In Spring Boot, the embedded servlet container receives the HTTP request first. Filters may run before the request reaches Spring MVC. Then DispatcherServlet acts as the front controller. It uses HandlerMapping to find the right controller method and HandlerAdapter to invoke it. The controller usually delegates to services, and the returned value is converted into an HTTP response.

Where Filters, Interceptors, and Controllers Fit

Filter

Runs before the request reaches DispatcherServlet. Good for servlet-level concerns like security, CORS, logging, and request wrapping.

Interceptor

Runs inside Spring MVC, around controller execution. Good for MVC-aware preHandle, postHandle, and afterCompletion logic.

Controller

Handles the application endpoint. It should translate HTTP input into application calls, not contain all business logic.

Common Beginner Mistake

Many people think the request goes directly from the browser to the controller.

Beginner Mental Model

Browser → Controller

This is easy to remember, but it hides most of what Spring MVC is doing.

Better Mental Model

Request
Filters
DispatcherServlet
Controller Method
Response

This shows the infrastructure around the controller and sounds much stronger in interviews.

That simplified view is okay at first, but in interviews you should show that you understand the hidden infrastructure around the controller.

Simple Controller Example

java
@RestController
@RequestMapping("/api/products")
public class ProductController {

    private final ProductService productService;

    // constructor injection
    public ProductController(ProductService productService) {
        this.productService = productService;
    }

    @GetMapping("/{id}")
    public ProductResponse getProduct(@PathVariable Long id) {
        return productService.getProduct(id);
    }
}

When a request hits /api/products/10, Spring maps it to this controller method, extracts 10 as the path variable, invokes the method, and serializes the returned object.

What Makes This Page Different

The useful part is not memorizing the component names. The useful part is knowing what kind of work happens at each stage.

A senior-level explanation should connect the request lifecycle to real production concerns: authentication, logging, metrics, exception handling, validation, serialization, controller design, and service-layer boundaries.

Common Interview Follow-Ups

Is DispatcherServlet created by my controller?

No.
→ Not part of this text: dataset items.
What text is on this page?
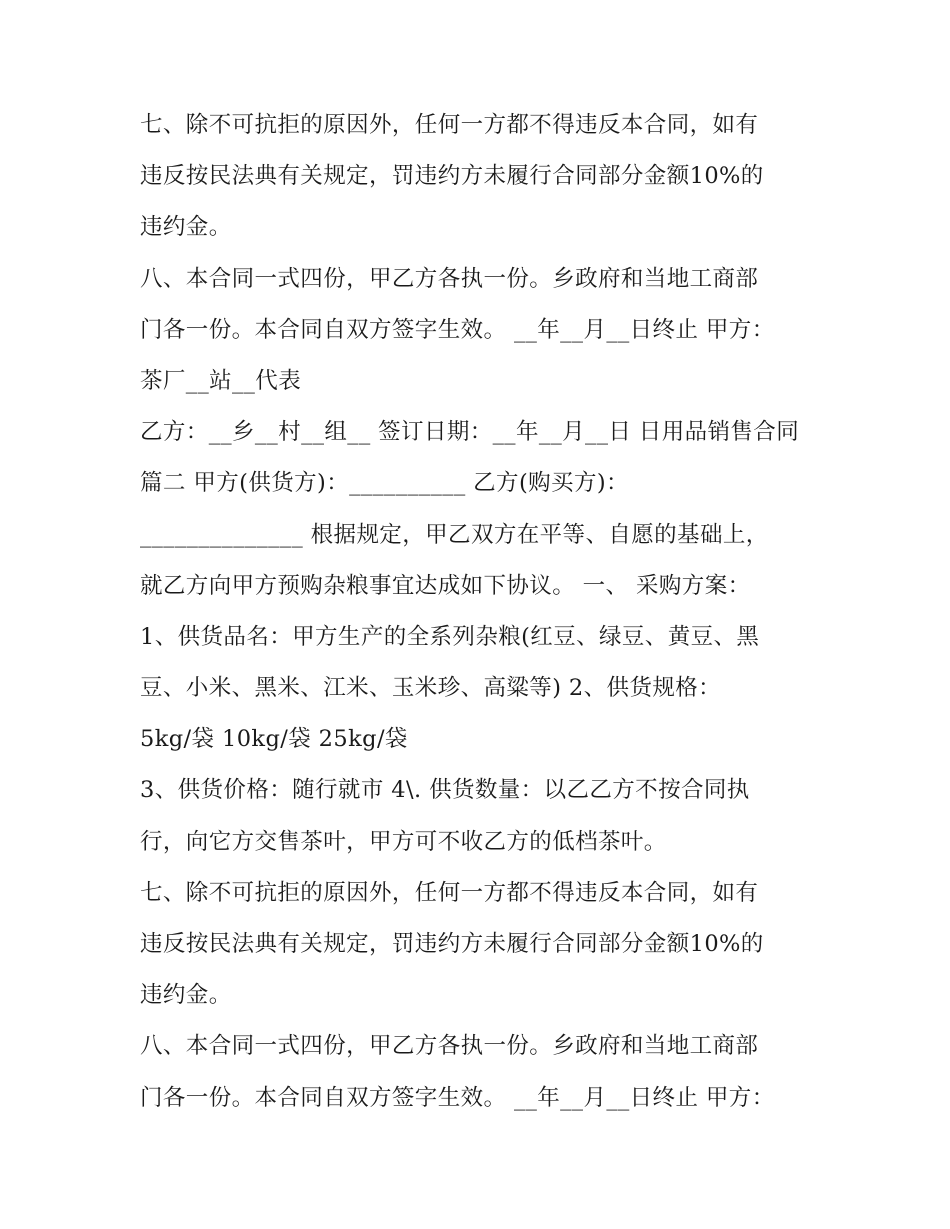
七、除不可抗拒的原因外，任何一方都不得违反本合同，如有
违反按民法典有关规定，罚违约方未履行合同部分金额10%的
违约金。
八、本合同一式四份，甲乙方各执一份。乡政府和当地工商部
门各一份。本合同自双方签字生效。 __年__月__日终止 甲方：
茶厂__站__代表
乙方：__乡__村__组__ 签订日期：__年__月__日 日用品销售合同
篇二 甲方(供货方)：__________ 乙方(购买方)：
______________ 根据规定，甲乙双方在平等、自愿的基础上，
就乙方向甲方预购杂粮事宜达成如下协议。 一、 采购方案：
1、供货品名：甲方生产的全系列杂粮(红豆、绿豆、黄豆、黑
豆、小米、黑米、江米、玉米珍、高粱等) 2、供货规格：
5kg/袋 10kg/袋 25kg/袋
3、供货价格：随行就市 4\. 供货数量：以乙乙方不按合同执
行，向它方交售茶叶，甲方可不收乙方的低档茶叶。
七、除不可抗拒的原因外，任何一方都不得违反本合同，如有
违反按民法典有关规定，罚违约方未履行合同部分金额10%的
违约金。
八、本合同一式四份，甲乙方各执一份。乡政府和当地工商部
门各一份。本合同自双方签字生效。 __年__月__日终止 甲方：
DispatcherServlet is part of Spring MVC infrastructure. It receives requests and dispatches them to controllers.

Do filters run before controllers?

Yes. Servlet filters run before the request reaches the Spring MVC controller path.

What finds the controller method?

HandlerMapping finds the matching handler based on URL, HTTP method, and mapping annotations.

What converts Java objects to JSON?

Spring uses HTTP message converters, commonly Jackson-based JSON conversion in typical REST APIs.

Where should business logic live?

Usually in the service/domain layer, not directly inside controllers.

Final Takeaway

A Spring Boot request is a pipeline. The controller is important, but it is only one stop. Strong candidates understand the whole path: container → filters → DispatcherServlet → mapping → controller → service → response conversion → response back to client.